Mentre i manifestanti bloccavano una decina di grandi arterie della capitale, centinaia di operai aderenti al Sindacato Unico Nazionale dei Lavoratori dell’Industria e delle Costruzioni (Suntracs) hanno circondato il palazzo dell’Assemblea Nazionale – il Parlamento – per esigere l’inizio delle procedure per annullare la normativa che permette la vendita dei terreni finora solo affittati, senza l’imposizione di tasse, a circa duemila imprese per lo più straniere. La manifestazione si è presto trasformata in uno scontro tra operai e poliziotti, che contro la folla hanno lanciato lacrimogeni. Da parte loro i lavoratori hanno lanciato pietre e bottiglie contro le unità antisommossa appostate all’interno del recinto del Parlamento. A Panama city, come era già successo nella città epicentro della protesta, gruppi di persone hanno assaltato e saccheggiato le sedi di alcune grandi catene commerciali, in particolare supermercati e grandi negozi di generi alimentari.
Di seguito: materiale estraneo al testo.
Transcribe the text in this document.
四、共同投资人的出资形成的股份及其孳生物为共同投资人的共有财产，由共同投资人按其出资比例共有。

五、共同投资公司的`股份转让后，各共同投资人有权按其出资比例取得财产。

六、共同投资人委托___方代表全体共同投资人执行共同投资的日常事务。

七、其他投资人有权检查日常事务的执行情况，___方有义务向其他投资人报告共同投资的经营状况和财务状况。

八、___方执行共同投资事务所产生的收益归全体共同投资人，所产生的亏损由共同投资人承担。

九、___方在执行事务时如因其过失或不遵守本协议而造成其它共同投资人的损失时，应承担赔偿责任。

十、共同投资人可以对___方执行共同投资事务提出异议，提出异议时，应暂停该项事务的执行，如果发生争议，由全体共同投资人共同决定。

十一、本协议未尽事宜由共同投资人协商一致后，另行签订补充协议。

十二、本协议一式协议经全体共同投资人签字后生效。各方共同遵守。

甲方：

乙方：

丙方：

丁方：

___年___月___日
Nel frattempo gruppi di lavoratori e giovani hanno sigillato tutte le vie di accesso alla città portuale di Colòn per l’ottavo giorno consecutivo.
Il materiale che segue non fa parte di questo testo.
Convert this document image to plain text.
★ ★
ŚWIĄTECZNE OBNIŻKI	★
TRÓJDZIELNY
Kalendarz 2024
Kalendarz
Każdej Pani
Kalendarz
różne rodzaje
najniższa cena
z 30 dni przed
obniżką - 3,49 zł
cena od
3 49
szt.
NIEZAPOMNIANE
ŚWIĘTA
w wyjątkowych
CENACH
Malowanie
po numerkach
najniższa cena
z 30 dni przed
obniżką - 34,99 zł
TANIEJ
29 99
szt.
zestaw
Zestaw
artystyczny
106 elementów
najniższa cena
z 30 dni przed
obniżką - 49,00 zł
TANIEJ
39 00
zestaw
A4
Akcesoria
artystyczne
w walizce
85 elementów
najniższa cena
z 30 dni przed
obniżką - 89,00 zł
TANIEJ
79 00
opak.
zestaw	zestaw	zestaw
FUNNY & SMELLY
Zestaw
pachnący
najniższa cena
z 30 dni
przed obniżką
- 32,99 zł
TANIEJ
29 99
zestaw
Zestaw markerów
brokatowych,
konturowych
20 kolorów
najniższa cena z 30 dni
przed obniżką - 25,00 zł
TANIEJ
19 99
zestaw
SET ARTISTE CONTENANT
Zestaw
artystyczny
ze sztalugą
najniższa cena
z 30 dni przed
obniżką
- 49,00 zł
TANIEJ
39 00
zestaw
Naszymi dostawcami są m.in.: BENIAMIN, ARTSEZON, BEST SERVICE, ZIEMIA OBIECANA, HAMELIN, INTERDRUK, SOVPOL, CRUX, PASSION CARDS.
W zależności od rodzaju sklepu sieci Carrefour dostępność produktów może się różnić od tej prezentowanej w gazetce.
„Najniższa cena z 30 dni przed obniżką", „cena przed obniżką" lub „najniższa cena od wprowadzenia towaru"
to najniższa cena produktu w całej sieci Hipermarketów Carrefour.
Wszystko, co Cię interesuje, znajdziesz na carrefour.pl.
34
Per tentare di placare gli animi alcuni esponenti del governo hanno spiegato che per sospendere la contestatissima normativa occorre la presenza del presidente, da alcuni giorni in Vietnam, e che la deroga della Legge 72 verrà avviata già questa sera, non appena Martinelli sarà tornato e si sarà riunito con il Consiglio dei Ministri.
Ma le organizzazioni popolari, sociali, sindacali e indigene del paese hanno fatto appello a non smobilitare e a continuare la protesta finché la legge non sarà definitivamente cancellata.
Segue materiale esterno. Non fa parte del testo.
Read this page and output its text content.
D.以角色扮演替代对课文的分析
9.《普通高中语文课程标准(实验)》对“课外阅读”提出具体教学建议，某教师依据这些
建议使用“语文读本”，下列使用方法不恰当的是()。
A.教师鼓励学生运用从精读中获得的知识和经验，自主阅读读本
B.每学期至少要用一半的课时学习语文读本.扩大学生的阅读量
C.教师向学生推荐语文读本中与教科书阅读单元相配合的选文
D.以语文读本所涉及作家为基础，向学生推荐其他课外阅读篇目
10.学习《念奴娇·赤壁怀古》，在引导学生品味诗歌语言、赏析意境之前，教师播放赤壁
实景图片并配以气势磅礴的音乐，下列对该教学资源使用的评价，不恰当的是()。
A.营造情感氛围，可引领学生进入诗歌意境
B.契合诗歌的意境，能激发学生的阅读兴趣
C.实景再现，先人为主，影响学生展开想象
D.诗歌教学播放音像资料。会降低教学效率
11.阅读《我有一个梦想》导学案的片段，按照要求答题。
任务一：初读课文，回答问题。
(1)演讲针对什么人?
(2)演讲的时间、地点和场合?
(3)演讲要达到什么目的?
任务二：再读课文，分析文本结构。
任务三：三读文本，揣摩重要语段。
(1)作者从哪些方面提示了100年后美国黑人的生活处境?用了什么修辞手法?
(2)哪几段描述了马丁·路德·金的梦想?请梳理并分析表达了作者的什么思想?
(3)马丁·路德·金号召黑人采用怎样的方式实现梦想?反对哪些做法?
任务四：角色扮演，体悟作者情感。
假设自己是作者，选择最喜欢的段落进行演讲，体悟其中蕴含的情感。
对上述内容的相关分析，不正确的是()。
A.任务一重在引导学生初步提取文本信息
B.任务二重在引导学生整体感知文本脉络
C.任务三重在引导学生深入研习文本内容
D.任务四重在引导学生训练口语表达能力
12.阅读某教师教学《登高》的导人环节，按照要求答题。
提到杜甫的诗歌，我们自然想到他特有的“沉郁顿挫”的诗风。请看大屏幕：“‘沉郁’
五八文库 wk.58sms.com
In una settimana di manifestazioni, scontri e scioperi le vittime della repressione sono state già tre, e centinaia i manifestanti o i giovani arrestati.
Giovedì un migliaio di persone, per la maggior parte vestite di bianco e nero, hanno dato l’ultimo saluto al piccolo José Patricio Betancourt Vega, il bambino di dieci anni ucciso da una pallottola nel primo giorno di ribellione, nel giardino di casa sua, a Colòn. Un omicidio di cui l’opposizione incolpa la polizia, che in questi giorni ha spesso usato le armi da fuoco in maniera indiscriminata contro i manifestanti.
Accompagnando il feretro la folla gridava “questo governo assassino non potrà uccidere i nostri sogni” e “in carcere gli assassini”. Martedì un uomo e una donna sono stati uccisi durante gli scontri in diverse zone di Colòn, entrambi raggiunti da pallottole ‘vaganti’.
Non si tratta delle uniche vittime dei conflitti sociali degli ultimi anni hanno ricordato le associazioni locali per i diritti umani.
A febbraio una donna indigena morì a causa della repressione della Polizia contro una comunità che si opponeva a dei progetti minerari sulle proprie terre. E Nel luglio del 2010 tre contadini furono uccisi da pallottole di gomma sparate ad altezza d’uomo e da distanza ravvicinata contro una manifestazione che protestava contro la riforma del lavoro.